The rise of the "Nones"

In early October, the Pew Forum on Religion and Public Life released a study confirming what many concerned believers and pastors have known for sometime: more and more Americans are increasingly disaffiliating from organized religion.

In the last five years alone, the unaffiliated have increased from just over 15% to just under 20% of all U.S. adults,” the report reveals. Furthermore, the report found that one-third of adults under 30 do not see themselves as members of any religion, compared to one in 10 among people 65 and older.

What does this mean for the future of the church in North America? Pessimists will hear this and think the sky is falling. The church has lost its influence and role in society; the religious landscape will increasingly resemble European nations, where religion is an after thought for many.
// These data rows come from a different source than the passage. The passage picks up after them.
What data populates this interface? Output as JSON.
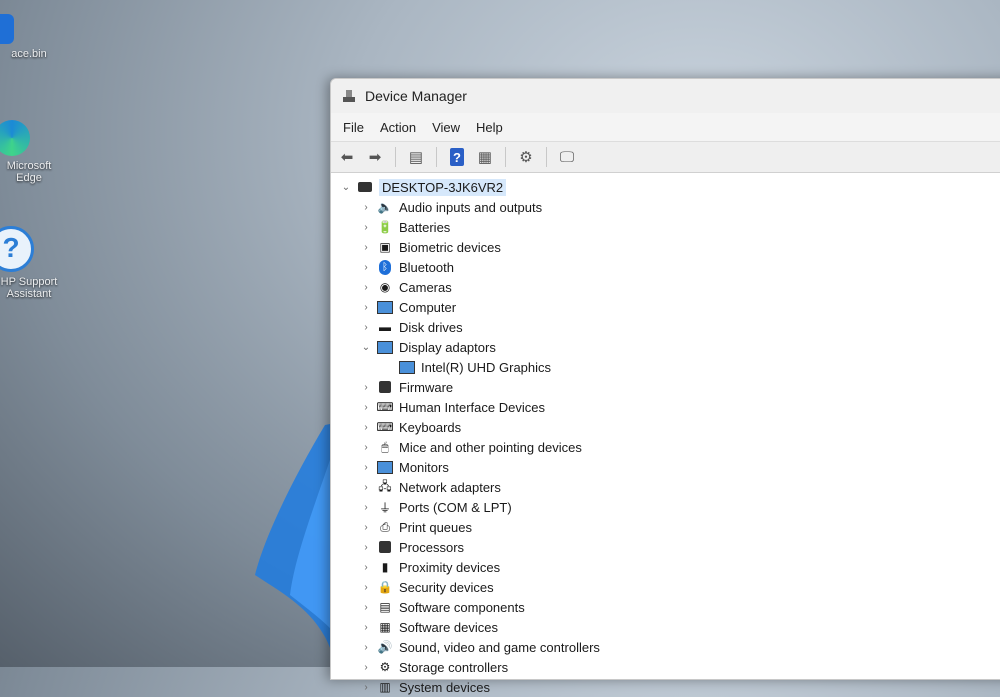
{
  "window": {
    "title": "Device Manager"
  },
  "menu": [
    "File",
    "Action",
    "View",
    "Help"
  ],
  "toolbar": [
    {
      "icon": "back-arrow-icon",
      "glyph": "⬅"
    },
    {
      "icon": "forward-arrow-icon",
      "glyph": "➡"
    },
    {
      "icon": "properties-icon",
      "glyph": "▤"
    },
    {
      "icon": "help-icon",
      "glyph": "?"
    },
    {
      "icon": "view-icon",
      "glyph": "▦"
    },
    {
      "icon": "update-driver-icon",
      "glyph": "⚙"
    },
    {
      "icon": "scan-hardware-icon",
      "glyph": "🖵"
    }
  ],
  "tree": {
    "root": {
      "label": "DESKTOP-3JK6VR2",
      "expanded": true
    },
    "categories": [
      {
        "label": "Audio inputs and outputs",
        "icon": "speaker-icon"
      },
      {
        "label": "Batteries",
        "icon": "battery-icon"
      },
      {
        "label": "Biometric devices",
        "icon": "fingerprint-icon"
      },
      {
        "label": "Bluetooth",
        "icon": "bluetooth-icon"
      },
      {
        "label": "Cameras",
        "icon": "camera-icon"
      },
      {
        "label": "Computer",
        "icon": "computer-icon"
      },
      {
        "label": "Disk drives",
        "icon": "disk-drive-icon"
      },
      {
        "label": "Display adaptors",
        "icon": "display-adapter-icon",
        "expanded": true,
        "children": [
          {
            "label": "Intel(R) UHD Graphics",
            "icon": "display-adapter-icon"
          }
        ]
      },
      {
        "label": "Firmware",
        "icon": "firmware-icon"
      },
      {
        "label": "Human Interface Devices",
        "icon": "hid-icon"
      },
      {
        "label": "Keyboards",
        "icon": "keyboard-icon"
      },
      {
        "label": "Mice and other pointing devices",
        "icon": "mouse-icon"
      },
      {
        "label": "Monitors",
        "icon": "monitor-icon"
      },
      {
        "label": "Network adapters",
        "icon": "network-adapter-icon"
      },
      {
        "label": "Ports (COM & LPT)",
        "icon": "port-icon"
      },
      {
        "label": "Print queues",
        "icon": "printer-icon"
      },
      {
        "label": "Processors",
        "icon": "processor-icon"
      },
      {
        "label": "Proximity devices",
        "icon": "proximity-icon"
      },
      {
        "label": "Security devices",
        "icon": "security-device-icon"
      },
      {
        "label": "Software components",
        "icon": "software-component-icon"
      },
      {
        "label": "Software devices",
        "icon": "software-device-icon"
      },
      {
        "label": "Sound, video and game controllers",
        "icon": "sound-icon"
      },
      {
        "label": "Storage controllers",
        "icon": "storage-controller-icon"
      },
      {
        "label": "System devices",
        "icon": "system-device-icon"
      }
    ]
  },
  "desktop": {
    "icons": [
      {
        "label": "ace.bin",
        "icon": "app-icon"
      },
      {
        "label": "Microsoft Edge",
        "icon": "edge-icon"
      },
      {
        "label": "HP Support Assistant",
        "icon": "support-assistant-icon"
      }
    ]
  }
}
Churches will struggle to fill their pews. 

But there is another way to view this report. This might actually be a good thing for the church to be relegated to the margins of society. The cozy church-state relationship is now sundered and we may finally be able to declare civil religion dead--spelling the end of fuzzy Christendom religion.

America as a pre-Christian society enables the church to pattern itself after first century Christians who, under great hardship, learned how to live gospel-centered lives in a majority pagan culture. The contrasts between light and darkness were stark and therefore the claims of the gospel of Jesus Christ sounded like foolishness to the ears of unbelievers ( I Corinthians 1:18).

That's not a bad thing. It just means we can jettison fuzzy, easy-believism (invite Jesus into my heart) and for the church of Jesus to finally, and without shame say, Jesus is Lord; take up your cross and follow him. 

The church of Jesus Christ now has a chance to reflect what authentic, submitted, sacrificial commitment to Jesus looks like. It means we must now depend on Christ's power to change human hearts and minds and less on the church's location, music, and other superficial means of reaching people. If this is the future of the church in America, I am in!